The restrictions on the values of the quantum numbers together with the Pauli exclusion principle enable us to understand the *electron configurations* of the atoms. For example the electron configuration of copper, \(\text{Cu}\), in its ground state is

\[1s^2 2s^2 2p^6 3s^2 3p^6 3d^10 4s\]

This is usually pronounced, including by myself, "one-s-squared, two-s-squared, two-p-to-thesixth…" etc, but we shall soon see that this is certainly not how it *ought* to be pronounced, and I shall not discourage the reader who wants to do it properly, while I continue with my slovenly ways.

What it means is as follows:

The \(1\) refers to electrons with \(n = 1\); that is to \(K\)-shell electrons. The notation \(s^2\) that follows indicates that there are two \(s\)-electrons; that is, two electrons with zero orbital angular momentum. (In a Bohr-Sommerfeld model presumably they'd either have to be motionless, or else move two and fro in a straight line through the nucleus! We don't have that difficulty in a wave-mechanical model.) Now recall than \(l\) can have integral values only up to \(n−1\), so that the only electrons possible in the \(K\)-shell are \(s\)-electrons with \(l = 0\). Consequently the only possible value of \(m_l\) is zero. There are the two possible values for \(m_s\), however, namely \(+1/2\) and \(-1/2\) so two \(s\)-electrons (but no more than two) are possible in the \(K\)-shell. Thus the \(K\)-shell is *full*, and the quantum numbers for the two \(K\)-shell electrons are:

\begin{array}{c c c c}

n & l & m_l & m_s \\

&&& \\

1 & 0 & 0 & +1/2 \\

1 & 0 & 0 & -1/2 \\

\end{array}

Next we come to \(2s^2 2p^6\). This indicates that there are two \(s\)-electrons in the \(L\)-shell and six \(p\)-electrons in the L-shell. Let's look at their quantum numbers:

\begin{array}{c c c c}

n & l & m_l & m_s \\

&&& \\

2 & 0 & 0 & +1/2 \\

2 & 0 & 0 & -1/2 \\

2 & 1 & -1 & +1/2 \\

2 & 1 & -1 & -1/2 \\

2 & 1 & 0 & +1/2 \\

2 & 1 & 0 & -1/2 \\

2 & 1 & 1 & +1/2 \\

2 & 1 & 1 & -1/2 \\

\end{array}

And so on, and so on and so on… Many physics and chemistry books give the configurations of the ground states of all the atoms in the periodic table, and such tables are well worth careful study.
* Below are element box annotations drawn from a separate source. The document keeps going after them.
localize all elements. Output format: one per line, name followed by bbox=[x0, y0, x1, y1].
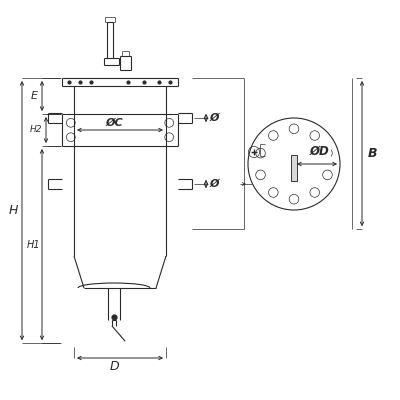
Text: E: E bbox=[30, 91, 38, 101]
Text: H1: H1 bbox=[26, 240, 40, 250]
Bar bbox=[291, 155, 297, 181]
Text: H2: H2 bbox=[30, 126, 42, 134]
Text: B: B bbox=[367, 147, 377, 160]
Text: D: D bbox=[109, 360, 119, 373]
Text: H: H bbox=[8, 204, 18, 217]
Text: ØC: ØC bbox=[105, 118, 123, 128]
Text: ØD: ØD bbox=[310, 145, 329, 158]
Text: Ø: Ø bbox=[209, 179, 219, 189]
Text: Ø: Ø bbox=[209, 113, 219, 123]
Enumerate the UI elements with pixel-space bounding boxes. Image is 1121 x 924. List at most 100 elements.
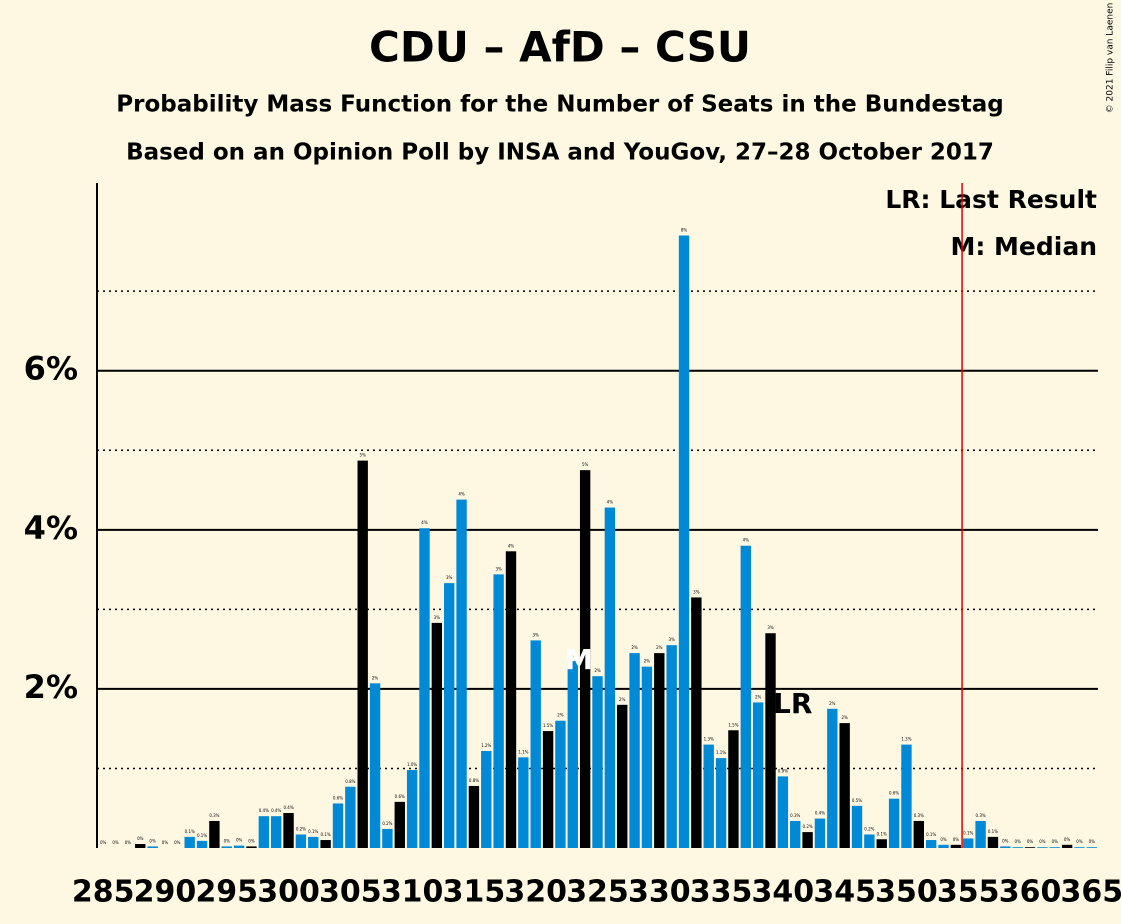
value-label: 0%	[953, 837, 960, 842]
value-label: 3%	[434, 615, 441, 620]
chart-subtitle: Based on an Opinion Poll by INSA and You…	[126, 140, 994, 166]
bar	[505, 551, 517, 848]
bar	[987, 836, 999, 848]
bar	[604, 507, 616, 848]
bar	[283, 813, 294, 848]
annotation: LR	[773, 687, 812, 720]
bar	[938, 844, 949, 848]
bar	[209, 820, 220, 848]
bar	[691, 597, 702, 848]
value-label: 0.2%	[382, 821, 392, 826]
bar	[308, 836, 319, 848]
bar	[1024, 847, 1036, 848]
value-label: 1.0%	[407, 762, 417, 767]
bar	[493, 574, 504, 848]
value-label: 2%	[755, 694, 762, 699]
value-label: 3%	[495, 566, 502, 571]
bar	[444, 583, 455, 848]
value-label: 0.1%	[926, 832, 936, 837]
bar	[221, 846, 232, 848]
bar	[332, 803, 344, 848]
value-label: 1.1%	[518, 749, 528, 754]
bar	[196, 840, 208, 848]
bar	[617, 704, 628, 848]
bar	[419, 528, 430, 848]
bar	[481, 750, 492, 848]
x-tick-label: 290	[134, 875, 197, 910]
value-label: 4%	[743, 538, 750, 543]
value-label: 3%	[668, 637, 675, 642]
chart-title: CDU – AfD – CSU	[369, 23, 751, 72]
bar	[135, 844, 146, 848]
value-label: 5%	[582, 462, 589, 467]
bar	[728, 730, 739, 848]
bar	[876, 839, 887, 848]
bar	[790, 820, 801, 848]
value-label: 0.2%	[803, 824, 813, 829]
x-tick-label: 315	[443, 875, 506, 910]
bar	[579, 470, 591, 848]
value-label: 2%	[644, 659, 651, 664]
bar	[184, 836, 195, 848]
bar	[233, 845, 245, 848]
value-label: 0.1%	[877, 831, 887, 836]
value-label: 0%	[149, 838, 156, 843]
value-label: 2%	[829, 701, 836, 706]
bar	[654, 653, 665, 848]
bar	[1037, 847, 1048, 848]
x-tick-label: 355	[937, 875, 1000, 910]
legend-entry: M: Median	[950, 232, 1097, 261]
bar	[295, 834, 307, 848]
bar	[147, 846, 158, 848]
bar	[567, 661, 578, 848]
value-label: 0.9%	[778, 768, 788, 773]
value-label: 0%	[1076, 839, 1083, 844]
value-label: 0.6%	[333, 795, 343, 800]
value-label: 0%	[1027, 839, 1034, 844]
x-tick-label: 320	[504, 875, 567, 910]
annotation: M	[565, 643, 593, 676]
x-tick-label: 335	[690, 875, 753, 910]
value-label: 0.3%	[209, 813, 219, 818]
value-label: 0%	[224, 838, 231, 843]
value-label: 0%	[100, 840, 107, 845]
value-label: 2%	[570, 653, 577, 658]
value-label: 0%	[137, 836, 144, 841]
bar	[406, 770, 418, 848]
x-tick-label: 285	[72, 875, 135, 910]
value-label: 1.2%	[481, 743, 491, 748]
x-tick-label: 300	[257, 875, 320, 910]
bar	[678, 235, 690, 848]
value-label: 0.4%	[259, 808, 269, 813]
bar	[555, 720, 566, 848]
value-label: 0.4%	[271, 808, 281, 813]
chart-subtitle: Probability Mass Function for the Number…	[116, 92, 1003, 118]
value-label: 2%	[372, 675, 379, 680]
value-label: 0.2%	[296, 826, 306, 831]
value-label: 3%	[446, 575, 453, 580]
value-label: 0.2%	[864, 826, 874, 831]
value-label: 5%	[360, 453, 367, 458]
bar	[1061, 844, 1073, 848]
value-label: 0.1%	[185, 829, 195, 834]
value-label: 8%	[681, 228, 688, 233]
value-label: 0.5%	[852, 798, 862, 803]
value-label: 2%	[594, 668, 601, 673]
bar	[963, 838, 974, 848]
x-tick-label: 365	[1061, 875, 1121, 910]
bar	[369, 683, 381, 848]
bar	[456, 499, 467, 848]
bar	[629, 653, 640, 848]
value-label: 0.6%	[889, 791, 899, 796]
bar	[394, 801, 405, 848]
value-label: 0.1%	[321, 832, 331, 837]
value-label: 2%	[619, 697, 626, 702]
x-tick-label: 310	[381, 875, 444, 910]
value-label: 0.8%	[345, 779, 355, 784]
value-label: 0%	[248, 838, 255, 843]
value-label: 4%	[421, 520, 428, 525]
x-tick-label: 330	[628, 875, 691, 910]
value-label: 0%	[1052, 839, 1059, 844]
bar	[542, 731, 554, 848]
bar	[431, 622, 443, 848]
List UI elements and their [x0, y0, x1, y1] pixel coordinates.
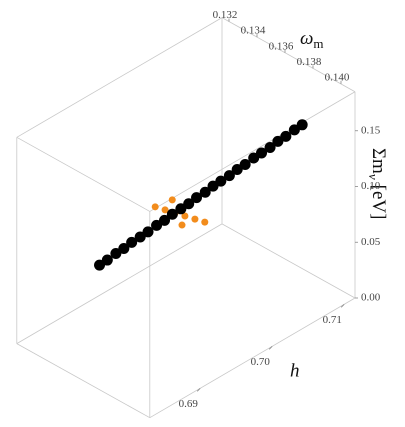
point	[151, 219, 163, 231]
box-edge	[149, 91, 356, 212]
zticks-label: 0.05	[361, 236, 381, 248]
xticks-label: 0.136	[269, 40, 294, 52]
point	[207, 180, 219, 192]
point	[178, 221, 186, 229]
point	[199, 186, 211, 198]
point	[159, 214, 171, 226]
point	[296, 119, 308, 131]
z-label-sub: ν	[366, 174, 381, 180]
point	[118, 243, 130, 255]
point	[181, 212, 189, 220]
point	[134, 231, 146, 243]
zticks-label: 0.00	[361, 292, 381, 304]
box-edge	[221, 17, 356, 93]
z-label-symbol: Σm	[368, 148, 389, 174]
point	[166, 208, 178, 220]
point	[288, 124, 300, 136]
yticks-mark	[268, 346, 273, 350]
zticks-label: 0.15	[361, 124, 381, 136]
yticks-label: 0.69	[179, 398, 199, 410]
xticks-label: 0.138	[297, 56, 322, 68]
xticks-label: 0.134	[241, 25, 266, 37]
point	[272, 135, 284, 147]
point	[231, 163, 243, 175]
point	[126, 236, 138, 248]
point	[256, 147, 268, 159]
point	[201, 218, 209, 226]
point	[168, 196, 176, 204]
point	[94, 259, 106, 271]
box-edge	[221, 223, 356, 299]
yticks-mark	[340, 304, 345, 308]
point	[191, 215, 199, 223]
yticks-label: 0.70	[251, 356, 271, 368]
box-edge	[16, 17, 223, 138]
box-edge	[16, 223, 223, 344]
point	[248, 152, 260, 164]
x-axis-label: ωm	[300, 28, 324, 51]
box-edge	[16, 343, 150, 419]
box-edge	[16, 136, 150, 212]
point	[110, 247, 122, 259]
point	[239, 159, 251, 171]
xticks-label: 0.140	[325, 71, 350, 83]
point	[175, 203, 187, 215]
y-axis-label: h	[290, 360, 300, 381]
point	[191, 192, 203, 204]
point	[161, 206, 169, 214]
point	[151, 203, 159, 211]
point	[280, 130, 292, 142]
yticks-mark	[196, 388, 201, 392]
z-axis-label: Σmν [eV]	[366, 148, 389, 219]
zticks-label: 0.10	[361, 180, 381, 192]
point	[215, 175, 227, 187]
x-label-sub: m	[313, 36, 323, 51]
point	[101, 254, 113, 266]
box-edge	[149, 297, 356, 419]
yticks-label: 0.71	[323, 314, 342, 326]
x-label-symbol: ω	[300, 28, 313, 49]
xticks-label: 0.132	[213, 9, 238, 21]
point	[223, 170, 235, 182]
point	[264, 141, 276, 153]
z-label-unit: [eV]	[368, 185, 389, 220]
point	[183, 198, 195, 210]
point	[142, 226, 154, 238]
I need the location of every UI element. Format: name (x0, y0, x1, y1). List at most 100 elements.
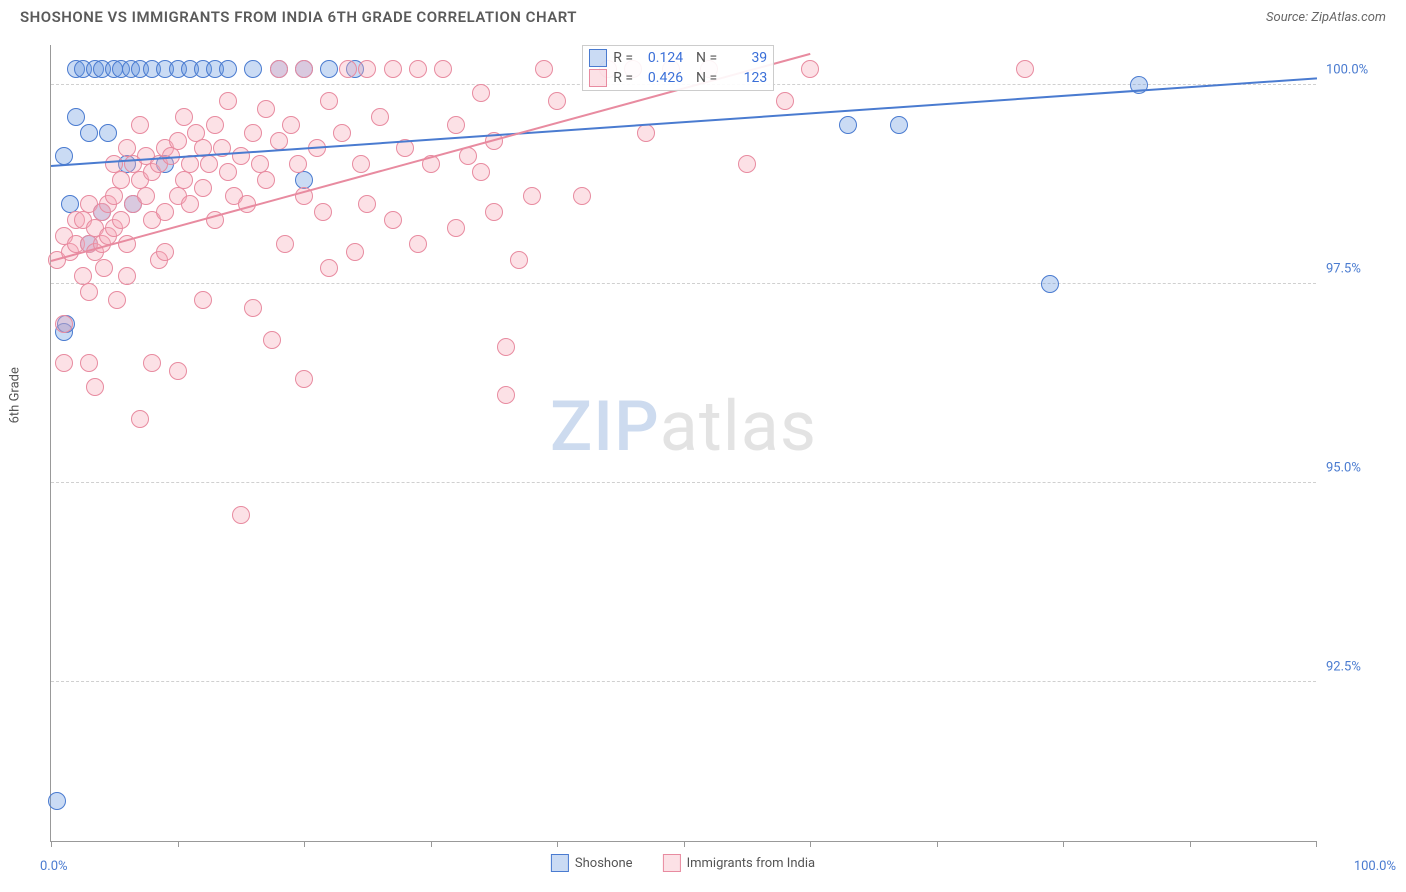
data-point (270, 132, 288, 150)
data-point (232, 506, 250, 524)
data-point (276, 235, 294, 253)
watermark: ZIPatlas (550, 386, 817, 468)
data-point (295, 60, 313, 78)
legend-swatch (551, 854, 569, 872)
stat-n-value: 123 (723, 70, 767, 86)
watermark-zip: ZIP (550, 386, 660, 468)
data-point (801, 60, 819, 78)
data-point (156, 203, 174, 221)
stats-row: R =0.426 N =123 (585, 68, 771, 88)
data-point (67, 108, 85, 126)
data-point (320, 60, 338, 78)
gridline (51, 681, 1316, 682)
data-point (447, 116, 465, 134)
xaxis-max-label: 100.0% (1354, 859, 1396, 874)
data-point (497, 338, 515, 356)
xtick (557, 841, 558, 847)
data-point (257, 100, 275, 118)
gridline (51, 482, 1316, 483)
data-point (320, 259, 338, 277)
stat-n-label: N = (689, 50, 717, 66)
data-point (263, 331, 281, 349)
xtick (178, 841, 179, 847)
stat-n-label: N = (689, 70, 717, 86)
data-point (181, 195, 199, 213)
data-point (890, 116, 908, 134)
data-point (497, 386, 515, 404)
legend-label: Shoshone (575, 856, 633, 871)
legend-label: Immigrants from India (687, 856, 816, 871)
data-point (156, 243, 174, 261)
data-point (232, 147, 250, 165)
xtick (937, 841, 938, 847)
data-point (80, 354, 98, 372)
yaxis-title: 6th Grade (8, 367, 23, 423)
data-point (108, 291, 126, 309)
data-point (270, 60, 288, 78)
stat-n-value: 39 (723, 50, 767, 66)
xtick (810, 841, 811, 847)
data-point (219, 60, 237, 78)
data-point (80, 283, 98, 301)
series-swatch (589, 49, 607, 67)
data-point (346, 243, 364, 261)
data-point (352, 155, 370, 173)
data-point (131, 410, 149, 428)
stat-r-value: 0.124 (639, 50, 683, 66)
xtick (1316, 841, 1317, 847)
watermark-atlas: atlas (660, 386, 817, 468)
xtick (1190, 841, 1191, 847)
data-point (194, 179, 212, 197)
data-point (244, 299, 262, 317)
data-point (175, 171, 193, 189)
data-point (358, 60, 376, 78)
data-point (175, 108, 193, 126)
data-point (295, 370, 313, 388)
data-point (105, 187, 123, 205)
data-point (289, 155, 307, 173)
data-point (55, 354, 73, 372)
data-point (143, 354, 161, 372)
xtick (304, 841, 305, 847)
ytick-label: 95.0% (1326, 460, 1386, 475)
data-point (181, 155, 199, 173)
data-point (447, 219, 465, 237)
data-point (112, 211, 130, 229)
data-point (244, 124, 262, 142)
xtick (431, 841, 432, 847)
series-swatch (589, 69, 607, 87)
chart-header: SHOSHONE VS IMMIGRANTS FROM INDIA 6TH GR… (0, 0, 1406, 30)
data-point (112, 171, 130, 189)
data-point (169, 362, 187, 380)
data-point (137, 187, 155, 205)
data-point (244, 60, 262, 78)
data-point (510, 251, 528, 269)
xtick (51, 841, 52, 847)
data-point (219, 92, 237, 110)
data-point (776, 92, 794, 110)
data-point (219, 163, 237, 181)
data-point (80, 124, 98, 142)
data-point (738, 155, 756, 173)
stats-box: R =0.124 N =39R =0.426 N =123 (582, 45, 774, 91)
legend-item: Immigrants from India (663, 854, 816, 872)
ytick-label: 92.5% (1326, 659, 1386, 674)
data-point (206, 116, 224, 134)
xtick (1063, 841, 1064, 847)
xtick (684, 841, 685, 847)
data-point (1016, 60, 1034, 78)
data-point (194, 291, 212, 309)
chart-source: Source: ZipAtlas.com (1266, 10, 1386, 25)
data-point (472, 84, 490, 102)
legend-swatch (663, 854, 681, 872)
data-point (409, 235, 427, 253)
data-point (200, 155, 218, 173)
data-point (333, 124, 351, 142)
stat-r-label: R = (613, 50, 633, 66)
chart-container: 6th Grade ZIPatlas 92.5%95.0%97.5%100.0%… (50, 45, 1316, 842)
chart-legend: Shoshone Immigrants from India (551, 854, 815, 872)
data-point (314, 203, 332, 221)
data-point (573, 187, 591, 205)
data-point (282, 116, 300, 134)
data-point (257, 171, 275, 189)
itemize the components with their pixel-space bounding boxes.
Recall that, for a given \(n\), \(l\) can take values only up to \(n − 1\), so that, for example, the \(N\)-shell (\(n = 3\)) can have only \(s\), \(p\), and \(d\) electrons. Within a given shell, there can be only two \(s\)-electrons, six \(p\)-electrons, ten \(d\)-electrons, \(2(2l+1)\) electrons with orbital angular momentum quantum number \(l\). A given shell can hold only \(2n^2\) electrons each having its unique set of four quantum numbers. You will observe that copper, in its ground configuration, has full \(K\), \(L\), and \(M\) shells, plus one outer electron in its \(N\) shell.

As said at the beginning of this chapter, we expect only to introduce some of the words and ideas encountered in spectroscopy. Careful study of more detailed textbooks will be necessary, and I strongly recommend trying yourself to build up the ground configurations of at least the first 30 elements, up to zinc. Compare your efforts with tables in the books, and you will find that the ground configurations of a very few of the first thirty elements may not be exactly what you predicted.